Teacher Scholar Voices

What Colin Taught Me: Questions, Mentors and Race During Math Time

Teacher Scholar Voices
Each year our kindergarten classrooms fill with eager children. Some students come with quiet dispositions; others are overflowing with things to say. Often the talkative group is told to be a little quieter. Sometimes, particularly if the students are boys of color, their talkative behavior is seen as disruptive and their identity as burgeoning mathematicians is at risk though it has scarcely begun to form. But what happens when we raise the status of talkers during math time?






It’s almost time for my kindergarteners to walk across the graduation stage in construction-paper caps into summertime and Colin is explaining to his classmates how he solved the math problem on the board.  “That’s a take away (problem)… because it starts at 13 which is high and then goes down low to the lower number.”

I suspect that since he first started to talk Colin has been happy to talk about his thoughts on his favorite topics. He didn’t transform from a shy boy to a talker in kindergarten, but he did harness the power of his gregarious self and turn into a metacognitive mathematical powerhouse. At the end of his first formal year of schooling, Colin is now comfortable sharing solutions and telling his friends how he got there.

For a year I audio recorded Colin and a few other students as they worked through math problems, in an attempt to learn how I could strengthen my students’ mathematical reasoning abilities. In the process I came to better understand the way my young learners develop and express conceptual math understanding as well as what my teacher role should be in fomenting and accessing this knowledge.

I began collecting audio data for my own research during whole group math lessons. When I listened to the first few recordings I heard a lot of my voice and not as much of my students’ voices. How could I understand Colin’s mathematical reasoning if I wasn’t really giving him a chance to fully explain himself? To collect good data I was forced to talk less and listen more. Instead of jumping in and explaining a math problem I paused, I prompted, I waited. I listened.

After practicing stepping back in this way for my data recordings I realized that my students weren’t just providing data for me, that were becoming models for each other. Instead of hearing me talk and interpret math concepts, they could hear each other explain them. At times this was difficult for me because as a teacher I’m used to scaffolding and controlling whole group conversation. But my ears were more powerful then my voice.

The story of Colin’s metacognitive math talk ascent is particularly worth writing about because Colin is an African American boy. As a white woman I have sometimes felt ill equipped to mentor the delightful, vivacious, and smart African American boys in my class. As a young child I felt very close to many of my teachers, most of them woman whom I could imagine being like one day. Students need to see parts of themselves in the adults around them and with my long blond hair and pencil skirts I have doubted my ability to be a role model to my African American boys.

Colin came into my classroom ready to talk and talk and talk. I have always known it was my job to make sure students have the tools and time to explore higher order math content.

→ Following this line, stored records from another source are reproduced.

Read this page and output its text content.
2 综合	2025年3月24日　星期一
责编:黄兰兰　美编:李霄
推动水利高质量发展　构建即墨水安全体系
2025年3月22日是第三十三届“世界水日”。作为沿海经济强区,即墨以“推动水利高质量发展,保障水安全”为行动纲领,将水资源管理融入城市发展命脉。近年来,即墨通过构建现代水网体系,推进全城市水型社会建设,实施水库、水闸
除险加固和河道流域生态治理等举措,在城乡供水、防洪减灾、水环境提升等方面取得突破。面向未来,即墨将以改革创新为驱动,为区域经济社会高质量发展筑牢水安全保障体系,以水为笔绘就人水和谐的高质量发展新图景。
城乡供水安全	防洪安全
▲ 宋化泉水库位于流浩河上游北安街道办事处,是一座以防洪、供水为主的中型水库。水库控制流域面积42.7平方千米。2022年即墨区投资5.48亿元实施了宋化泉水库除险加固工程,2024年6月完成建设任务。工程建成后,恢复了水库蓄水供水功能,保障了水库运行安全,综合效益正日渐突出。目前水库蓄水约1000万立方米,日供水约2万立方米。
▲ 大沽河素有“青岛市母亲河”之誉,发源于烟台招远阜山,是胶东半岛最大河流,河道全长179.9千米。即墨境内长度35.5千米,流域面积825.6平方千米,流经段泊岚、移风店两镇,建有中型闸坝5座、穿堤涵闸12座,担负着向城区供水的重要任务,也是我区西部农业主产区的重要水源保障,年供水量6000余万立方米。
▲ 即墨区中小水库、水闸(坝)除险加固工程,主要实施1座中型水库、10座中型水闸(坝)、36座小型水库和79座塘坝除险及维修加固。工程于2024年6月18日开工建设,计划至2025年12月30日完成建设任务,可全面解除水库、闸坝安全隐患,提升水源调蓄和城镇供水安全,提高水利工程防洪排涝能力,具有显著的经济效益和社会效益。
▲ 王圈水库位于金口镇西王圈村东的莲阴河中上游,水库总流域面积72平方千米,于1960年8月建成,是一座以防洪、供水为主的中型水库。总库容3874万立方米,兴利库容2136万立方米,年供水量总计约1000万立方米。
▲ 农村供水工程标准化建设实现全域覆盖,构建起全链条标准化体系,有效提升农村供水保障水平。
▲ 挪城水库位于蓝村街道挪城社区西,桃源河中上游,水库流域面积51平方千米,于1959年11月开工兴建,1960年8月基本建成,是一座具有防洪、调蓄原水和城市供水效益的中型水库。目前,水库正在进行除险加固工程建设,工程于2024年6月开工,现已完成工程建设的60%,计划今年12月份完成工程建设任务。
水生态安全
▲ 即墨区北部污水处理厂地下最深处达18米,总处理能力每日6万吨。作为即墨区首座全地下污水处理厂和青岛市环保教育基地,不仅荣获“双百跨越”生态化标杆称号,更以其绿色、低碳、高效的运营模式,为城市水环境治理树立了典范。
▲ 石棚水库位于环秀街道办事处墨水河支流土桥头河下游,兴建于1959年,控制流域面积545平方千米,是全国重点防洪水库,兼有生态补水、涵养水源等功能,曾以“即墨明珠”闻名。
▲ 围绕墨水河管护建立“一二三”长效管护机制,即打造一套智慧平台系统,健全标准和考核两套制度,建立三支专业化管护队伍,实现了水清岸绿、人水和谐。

Through Colin and my data recordings I learned that increasing the amount of time students spend talking about math can increase their knowledge, and provide a setting for talkative students to become leaders. The more I let my students talk and question each other about meaty math content, the easier it is for them to find role models: each other.  


Georgia Wood spent last school year looking closely at articulating mathematical reasoning in her kindergarten classroom in San Leandro Unified. In addition to her teaching, she works for Illustrative Mathematics, an organization that creates high level math tasks to accompany the Common Core.